Dr. Vaclav Havel in one of his famous essays had analysed how a people can resist a totalitarian system, and called upon his fellowmen to realise "the power of the powerless". In our own country, Mahatma Gandhi had harnessed the power of the powerless in a non-violent revolution. The philosophy and the technique of non-violent mass struggle propounded by Gandhiji have had its impact in different forms and in varying degrees in many parts of the world for the liberation of oppressed peoples. Czechoslovakia carried out a wholly bloodless revolution in 1989 to end decades of violence and suppression. Dr. Havel has described it as a "gentle revolution".
Gentleness combined with firmness in faith has been his guiding star. In one of his essays he describes how as a boy walking in a field he saw the smoke-stacks of a factory and felt revulsion at the way in which humans were soiling the heavens. Ever since he has been pointing out that man must recognise that he cannot live outside nature and must stop enslaving the natural world.
He has warned against the uncontrolled glorification of science and technology and has spoken against people being reduced to production units, and to nuts and bolts of some monstrously huge machine. He is against the politics that is a mere technique of gaining and holding power instead of growing from the heart. "Let us teach ourselves and others", he said, "that politics can be not only an art of the possible, especially if this means an art of speculations, calculations, intrigues, secret deals and pragmatic manoeuvering, but that it can even be an art of the impossible, namely the art to improve ourselves and the world."
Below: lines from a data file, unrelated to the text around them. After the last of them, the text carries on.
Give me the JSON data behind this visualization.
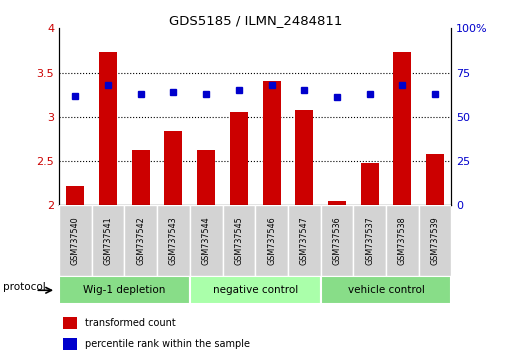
{
  "title": "GDS5185 / ILMN_2484811",
  "samples": [
    "GSM737540",
    "GSM737541",
    "GSM737542",
    "GSM737543",
    "GSM737544",
    "GSM737545",
    "GSM737546",
    "GSM737547",
    "GSM737536",
    "GSM737537",
    "GSM737538",
    "GSM737539"
  ],
  "bar_values": [
    2.22,
    3.73,
    2.62,
    2.84,
    2.62,
    3.05,
    3.4,
    3.08,
    2.05,
    2.48,
    3.73,
    2.58
  ],
  "dot_values_pct": [
    62,
    68,
    63,
    64,
    63,
    65,
    68,
    65,
    61,
    63,
    68,
    63
  ],
  "bar_bottom": 2.0,
  "ylim_left": [
    2.0,
    4.0
  ],
  "ylim_right": [
    0,
    100
  ],
  "yticks_left": [
    2.0,
    2.5,
    3.0,
    3.5,
    4.0
  ],
  "ytick_labels_left": [
    "2",
    "2.5",
    "3",
    "3.5",
    "4"
  ],
  "yticks_right": [
    0,
    25,
    50,
    75,
    100
  ],
  "ytick_labels_right": [
    "0",
    "25",
    "50",
    "75",
    "100%"
  ],
  "bar_color": "#cc0000",
  "dot_color": "#0000cc",
  "groups": [
    {
      "label": "Wig-1 depletion",
      "indices": [
        0,
        1,
        2,
        3
      ],
      "color": "#88dd88"
    },
    {
      "label": "negative control",
      "indices": [
        4,
        5,
        6,
        7
      ],
      "color": "#aaffaa"
    },
    {
      "label": "vehicle control",
      "indices": [
        8,
        9,
        10,
        11
      ],
      "color": "#88dd88"
    }
  ],
  "protocol_label": "protocol",
  "legend_items": [
    {
      "color": "#cc0000",
      "label": "transformed count"
    },
    {
      "color": "#0000cc",
      "label": "percentile rank within the sample"
    }
  ]
}
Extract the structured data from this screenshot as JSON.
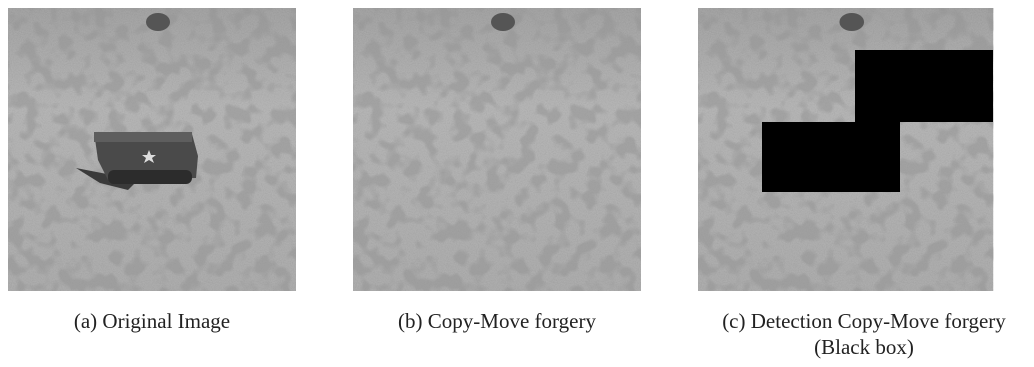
{
  "panels": [
    {
      "caption": [
        "(a) Original Image"
      ]
    },
    {
      "caption": [
        "(b) Copy-Move forgery"
      ]
    },
    {
      "caption": [
        "(c) Detection Copy-Move forgery",
        "(Black box)"
      ]
    }
  ]
}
I should like to recall here the words President Havel said after "the silent revolution". "The critical choice for the Czech people was not between socialism and capitalism, not between poverty and wealth, but between truth and its denial." These words are applicable not only to the Czech Republic in the post-cold war era but to the entire world. Though the East-West confrontation has ended, the North-South disparities remain and cry out to be rectified. What we need is a new world order where the voice of the weak is heard. Years ago Poet Rabindranath Tagore had cautioned that the weak could be to the strong what quicksands are to the elephant. History has demonstrated this truth again and again. You, Mr. President, who has talked of "the power of the powerless" has to-day proclaimed this truth to the world. Your ideas and your words find a sympathetic chord in the minds and hearts of people in this land of the Buddha and Gandhi, Asoka and Nehru.
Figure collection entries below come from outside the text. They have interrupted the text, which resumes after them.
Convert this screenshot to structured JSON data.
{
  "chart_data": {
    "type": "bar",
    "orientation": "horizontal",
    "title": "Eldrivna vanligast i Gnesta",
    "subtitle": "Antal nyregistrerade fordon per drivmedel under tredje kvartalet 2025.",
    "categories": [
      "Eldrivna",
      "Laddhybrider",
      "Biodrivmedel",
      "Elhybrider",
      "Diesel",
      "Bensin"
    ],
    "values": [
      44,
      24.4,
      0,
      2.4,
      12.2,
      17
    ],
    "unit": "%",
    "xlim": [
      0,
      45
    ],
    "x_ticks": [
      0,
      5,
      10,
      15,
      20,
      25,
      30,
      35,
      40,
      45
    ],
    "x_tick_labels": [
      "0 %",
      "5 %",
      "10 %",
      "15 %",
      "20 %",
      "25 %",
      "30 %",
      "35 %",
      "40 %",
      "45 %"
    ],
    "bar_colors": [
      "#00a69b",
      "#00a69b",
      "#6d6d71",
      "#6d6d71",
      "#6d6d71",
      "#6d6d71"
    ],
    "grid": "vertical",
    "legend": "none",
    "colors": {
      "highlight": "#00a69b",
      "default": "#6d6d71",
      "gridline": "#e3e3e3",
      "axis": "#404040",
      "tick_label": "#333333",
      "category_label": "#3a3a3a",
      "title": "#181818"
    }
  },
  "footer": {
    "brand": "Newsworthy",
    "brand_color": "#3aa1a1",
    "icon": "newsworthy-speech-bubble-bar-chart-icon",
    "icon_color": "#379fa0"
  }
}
We welcome you as a great citizen of the Czech nation. May I add that the manner in which you have managed a transition of fundamental nature from a totalitarian economic and political system to a pluralist and open and democratic system in your country, through peaceful and gentle methods, is of significance for several others parts of the world. We salute you, President Vaclav Havel as a great citizen of the Czech nation, a great citizen of Europe and a great citizen of the world. In a world where economics have emerged as the dominant force and the callous cash nexus as the binding factor for the human family, you have introduced into politics a moral and spiritual dimension of vital importance. The Indira Gandhi Prize is a token of the Indian people's appreciation of your transcendental humanity, courage and dedication.